Autism spectrum disorder is a neurodevelopmental disorder characterized by impaired development and by abnormal function in regards to social interaction, communication and restricted, repetitive behavior. It affects approximately 1% of the worldwide population. Like other psychiatric disorders the diagnosis is based on observation of, and interview with the patient and next of kin, and diagnostic tests. Many genes have been associated with autism, but only few highly penetrant. Some researchers have instead focused on oxidative stress, metabolic abnormalities and mitochondrial dysfunction as an explanation of the disorder. Currently no cure exists for the disorder, making these abnormalities interesting as they are possibly correctable with supplements or treatment. These various processes cannot be seen independently as they are influencing and interacting with each other. Furthermore many of the metabolic changes seen in autism have also been shown in other psychiatric disorders such as attention deficit hyperactivity disorder, schizophrenia and bipolar disorder along with often comorbid disorders like epilepsy and intellectual disability. As such some of these abnormalities are not specific, however, could indicate a similar mechanism for the development of these disorders, with symptomatology and severity varying according to the location and the amount of damage done to proteins, cells and DNA. Clinical studies trying to treat these abnormalities, have widely been successful in correcting the metabolic abnormalities seen, but only some studies have also shown bettering of autistic symptoms. Hopefully with increased knowledge of the pathophysiology of the disorder, future preventive measures or treatment can be developed.

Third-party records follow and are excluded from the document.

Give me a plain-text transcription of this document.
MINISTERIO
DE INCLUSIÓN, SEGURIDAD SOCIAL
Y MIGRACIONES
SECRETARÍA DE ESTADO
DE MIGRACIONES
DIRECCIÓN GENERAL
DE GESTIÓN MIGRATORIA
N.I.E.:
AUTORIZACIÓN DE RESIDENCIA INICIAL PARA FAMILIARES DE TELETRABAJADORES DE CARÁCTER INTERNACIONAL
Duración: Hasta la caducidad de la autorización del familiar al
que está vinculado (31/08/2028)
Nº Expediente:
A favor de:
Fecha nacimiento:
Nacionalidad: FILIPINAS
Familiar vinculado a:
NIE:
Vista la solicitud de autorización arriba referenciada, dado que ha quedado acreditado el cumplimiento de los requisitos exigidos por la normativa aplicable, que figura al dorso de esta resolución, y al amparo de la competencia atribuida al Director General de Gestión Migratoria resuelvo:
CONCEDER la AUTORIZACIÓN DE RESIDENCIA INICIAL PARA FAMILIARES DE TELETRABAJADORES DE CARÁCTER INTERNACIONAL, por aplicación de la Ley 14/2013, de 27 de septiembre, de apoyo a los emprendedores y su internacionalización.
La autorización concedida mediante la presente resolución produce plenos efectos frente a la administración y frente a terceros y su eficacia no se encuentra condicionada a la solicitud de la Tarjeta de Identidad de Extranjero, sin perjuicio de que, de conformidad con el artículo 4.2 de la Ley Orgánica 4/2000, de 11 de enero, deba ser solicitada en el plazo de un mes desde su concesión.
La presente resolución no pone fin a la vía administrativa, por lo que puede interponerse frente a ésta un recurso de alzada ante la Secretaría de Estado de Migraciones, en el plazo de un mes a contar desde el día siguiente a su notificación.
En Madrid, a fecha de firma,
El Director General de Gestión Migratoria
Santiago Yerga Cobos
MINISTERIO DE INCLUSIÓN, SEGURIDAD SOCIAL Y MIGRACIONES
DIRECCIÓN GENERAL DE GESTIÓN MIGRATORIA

自闭症谱系障碍是一种神经发育障碍，其特征是在社交互动，交流和受限的重复性行为方面发育受损和功能异常。它影响了全世界约1％的人口。像其他精神疾病一样，诊断基于对患者和近亲的观察，访谈以及诊断测试。许多基因与自闭症有关，但只有少数具有高度渗透性。相反，一些研究人员将注意力集中在氧化应激，代谢异常和线粒体功能障碍上，以此来解释这种疾病。目前尚无治愈该疾病的方法，使这些异常变得有趣，因为可以通过补充剂或治疗来纠正这些异常。这些不同的过程相互影响并相互作用，因此不能独立地看待。此外，在自闭症中发现的许多代谢变化也已在其他精神疾病中表现出来，例如注意力缺陷多动障碍，精神分裂症和躁郁症以及常见的合并症如癫痫和智力障碍。因此，这些异常中的一些不是特异性的，但是可能表明这些疾病发展的类似机制，其症状和严重程度会根据对蛋白质，细胞和DNA造成的损害的位置和受损程度而变化。尝试治疗这些异常的临床研究已广泛成功地纠正了所见到的代谢异常，但只有一些研究也显示出自闭症症状有所改善。